馮伯頭也不抬,隻是伸出一隻手朝我擺了擺。
“奶奶!奶奶!”小凱西還在不停地呼喚,聲音越來越大,拉著陳姨衣袖的力氣也越來越大。
“宇凡,你帶凱西上樓去!”我朝楊宇凡說道。
楊宇凡用力點點頭,過來把小凱西抱起來,小凱西隻是稍做掙紮,便任由楊宇凡抱著上樓了,可是眼睛圓圓地睜著一直盯著陳姨,一聲不吭。
又過了一會兒,我正想再次喚一聲馮伯,他卻長出了一口氣抬起頭,擦了擦眼睛,之後竟然朝我笑了笑,然後語氣平緩地說道:“我知道該怎麽辦。”
我眼圈馬上紅了,哽咽著說不出話來。
馮伯揮了揮手又說:“我們都已經老了,知道遲早有這麽一天。”
接著他伸手撫摸著陳姨的臉繼續說:“我這一輩子啊,窩囊!沒賺什麽錢,連一天好日子也沒讓她過上,可我到哪兒她都跟著,從來不嫌棄……她這個人那,從來不跟人急眼,對誰都好,我有時候脾氣急,跟人吵,她總是拉著我,說咱們吃點虧沒關係……我總是想啊,大半輩子都是你忍著我,讓著我,等老了,我要好好陪陪你,照顧你……”

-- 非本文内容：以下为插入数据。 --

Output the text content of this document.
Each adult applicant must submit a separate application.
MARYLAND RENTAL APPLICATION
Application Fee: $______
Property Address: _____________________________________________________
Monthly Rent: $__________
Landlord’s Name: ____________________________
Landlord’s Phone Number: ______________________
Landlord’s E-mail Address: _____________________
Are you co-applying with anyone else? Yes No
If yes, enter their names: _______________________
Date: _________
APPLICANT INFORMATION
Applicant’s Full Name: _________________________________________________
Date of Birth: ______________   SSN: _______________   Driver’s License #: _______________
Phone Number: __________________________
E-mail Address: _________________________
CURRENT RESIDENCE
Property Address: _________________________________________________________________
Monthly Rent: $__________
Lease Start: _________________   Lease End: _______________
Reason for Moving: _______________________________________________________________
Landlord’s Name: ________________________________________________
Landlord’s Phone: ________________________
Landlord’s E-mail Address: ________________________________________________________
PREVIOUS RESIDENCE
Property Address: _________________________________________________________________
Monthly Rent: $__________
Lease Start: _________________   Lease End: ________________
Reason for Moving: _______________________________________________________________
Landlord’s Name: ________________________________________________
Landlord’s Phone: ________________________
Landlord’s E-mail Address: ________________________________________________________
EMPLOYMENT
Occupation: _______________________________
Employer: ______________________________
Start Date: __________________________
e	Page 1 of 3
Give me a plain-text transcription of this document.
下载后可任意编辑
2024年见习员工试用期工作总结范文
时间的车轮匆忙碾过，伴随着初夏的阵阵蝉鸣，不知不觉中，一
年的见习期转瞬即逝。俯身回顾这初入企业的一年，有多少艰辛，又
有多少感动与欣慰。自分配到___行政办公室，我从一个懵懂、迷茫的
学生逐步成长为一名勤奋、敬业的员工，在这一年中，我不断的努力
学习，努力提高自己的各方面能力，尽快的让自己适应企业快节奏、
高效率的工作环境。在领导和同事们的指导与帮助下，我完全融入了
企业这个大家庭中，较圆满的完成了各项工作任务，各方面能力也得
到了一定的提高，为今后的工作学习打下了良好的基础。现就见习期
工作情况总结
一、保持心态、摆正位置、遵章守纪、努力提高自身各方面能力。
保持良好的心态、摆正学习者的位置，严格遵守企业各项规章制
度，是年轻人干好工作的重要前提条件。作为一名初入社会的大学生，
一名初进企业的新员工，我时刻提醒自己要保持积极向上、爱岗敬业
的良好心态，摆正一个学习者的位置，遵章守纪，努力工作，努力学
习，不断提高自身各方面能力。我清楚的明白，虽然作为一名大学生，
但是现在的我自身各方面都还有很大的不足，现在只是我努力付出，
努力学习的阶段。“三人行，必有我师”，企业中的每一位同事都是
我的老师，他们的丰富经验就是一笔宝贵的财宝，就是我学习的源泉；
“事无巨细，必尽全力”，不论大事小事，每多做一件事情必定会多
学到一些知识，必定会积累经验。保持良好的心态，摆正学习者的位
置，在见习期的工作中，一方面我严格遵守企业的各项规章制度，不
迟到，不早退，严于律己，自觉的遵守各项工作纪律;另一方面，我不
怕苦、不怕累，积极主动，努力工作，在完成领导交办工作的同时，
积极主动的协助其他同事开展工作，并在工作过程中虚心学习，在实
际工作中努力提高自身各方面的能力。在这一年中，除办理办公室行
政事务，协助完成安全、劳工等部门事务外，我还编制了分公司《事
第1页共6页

“阿源……”馮伯轉過頭對著我說,“麻煩你帶大夥去老呂旁邊再挖個坑……”
“馮伯……”三毛聲音哽咽地說道,“您是不是回避一下,讓我們來送陳姨?”
“不必了。”馮伯搖搖手說,“我想送她最後一程。”
“知道了……”三毛輕聲回答。
“不好意思……”馮伯又朝我們看了一眼,“能不能讓我單獨跟她待一會兒,我不想讓別人看見,阿源,把你的鐵釺留下。”
我呆了呆,看了看周圍,並沒有什麽尖銳的東西,看看馮伯的神色還算冷靜,便也放下心來,點點頭,招呼大夥拿了挖土的工具出了門。
但我們的土坑挖了還沒一半,就聽見裏麵一聲槍響。還沒等我腦子轉過彎來,緊接著又是一槍!
壞了!我們所有人都瘋了一樣趕回屋子,第一眼就看見馮伯躺在陳姨旁邊,太陽穴汩汩地往外冒著鮮血,手上拿著一把黑衣人留下的手槍!
這是感染者危機爆發以來送走同伴最多的一天,我們把馮伯和陳姨合葬在一個墓坑裏,在墓前也擺上一塊大石頭,但是和老呂一樣,沒人知道他們倆的全名。
“馮伯陳姨之墓”我們所有人圍在墓碑前,呆呆地看著兩座新墳,久久地沉默不語。
“侯賀偉!”猴子突然說道,他抬起頭看著我們繼續說,“我叫侯賀偉,王侯的侯,祝賀的賀,偉大的偉,如果有一天我要躺在這裏,請幫我刻上這個名字!”